Scritto da Redazione di LinC | 11/10/22 18.43

Diffidate da chi diffonde il paradigma della razionalità: il lavoro è fatto di emozioni. Del resto, siamo umani. E come tali, abbiamo un cuore pulsante, che può entrare in contrasto o in empatia con chi ha di fronte. Che si tratti del collega di scrivania o del responsabile di reparto, poco cambia: la chiave per vivere bene nel nuovo mondo del lavoro, è imparare a gestire le emozioni. Parola di Francesca Romana Pugelli, Ph.D.Master of Science in Applied Psychology e professoressa di Psychology of Interactive Media e Applied Internship alla University of Southern California di Los Angeles, autrice di “Emozioni al lavoro”. Una guida pratica che con schede critiche, questionari e test, indaga lo spazio dell’emotività in ambito professionale, enfatizzando la necessità di imparare a comunicare e controllare le emozioni, con una specifica attenzione alla complessa situazione lavorativa attuale.  

Professoressa, qual è il ruolo delle emozioni nel mondo del lavoro?  

«Le emozioni sono fondamentali e sono uno dei canali attraverso il quale comunichiamo con l’ambiente che ci circonda, sia esso la scuola, una relazione tra pari o, appunto, l’ufficio. Ci viene richiesto, per questo, di imparare ad adattare il nostro comportamento a seconda dell’ambiente in cui ci troviamo, di tenere sotto controllo alcune reazioni fisiche, di gestirne la rilevanza filtrandone gli effetti con valutazioni più razionali e, infine, di riconoscerne il valore comunicativo riflettendo sul peso che esse hanno per noi stessi. In prima battuta, quindi, per capire appieno qual è il ruolo delle emozioni sul lavoro, dobbiamo imparare a riconoscerle e a chiamarle con il giusto nome. Solo da qui potremmo iniziare a gestirle».  

Qual è la strada per una corretta gestione delle emozioni?  
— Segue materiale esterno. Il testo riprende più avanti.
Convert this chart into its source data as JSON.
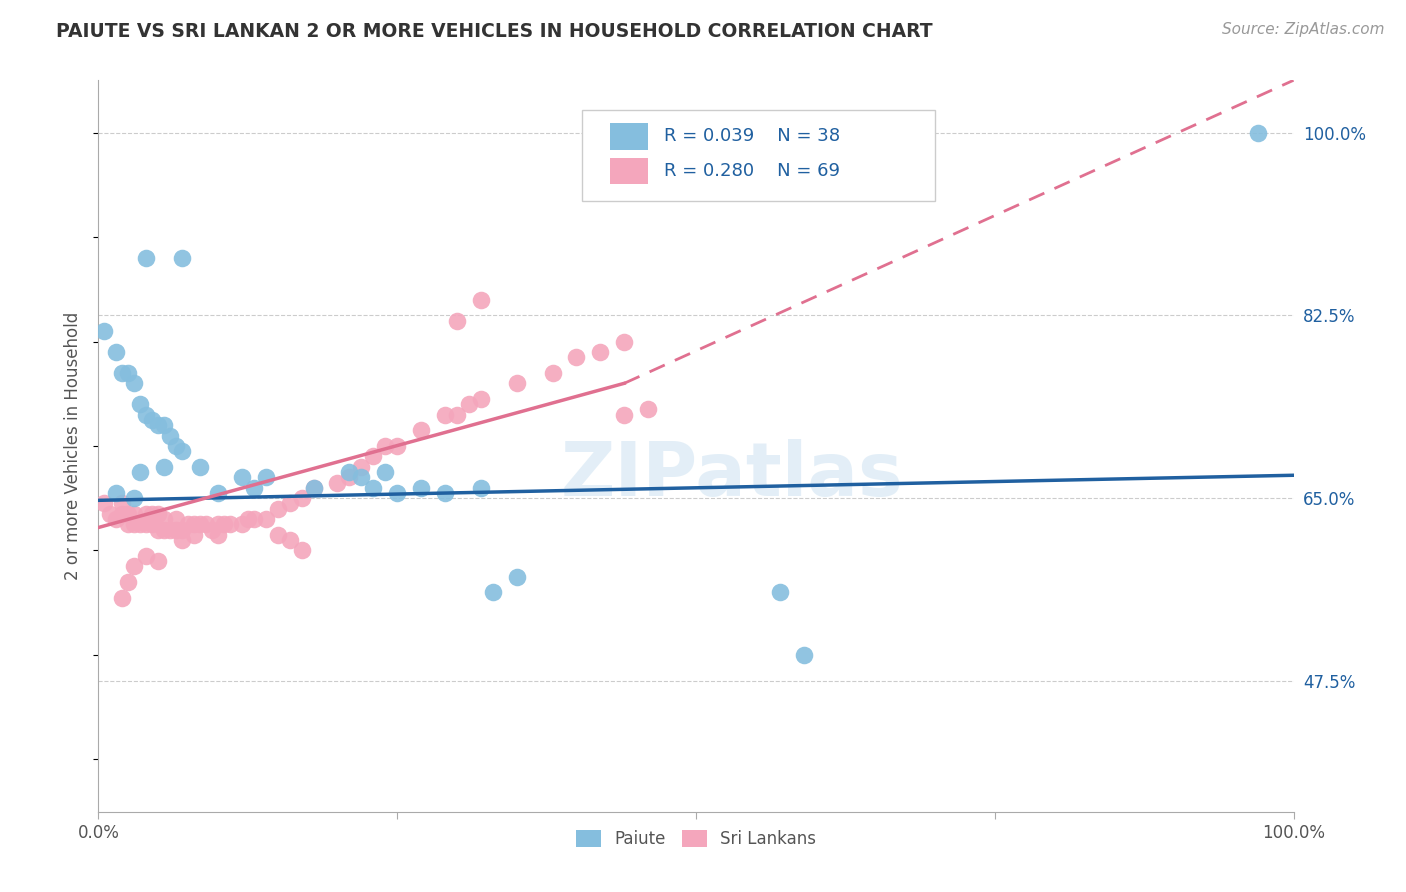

«L’ambiente lavorativo è un ambiente emozionale, perché composto da persone. La gestione delle emozioni passa quindi da due livelli: le competenze sociali, da affinare agendo a seconda del contesto di riferimento, e l’empatia, da allenare per entrare in connessione con le emozioni altrui. Da un lato, quindi, siamo noi a metterci in primo piano rispetto all’ambiente, dall’altro è l’ambiente a dover diventare protagonista. Capire se un collega è triste e attivarsi per aiutarlo è, ad esempio, una competenza molto importante».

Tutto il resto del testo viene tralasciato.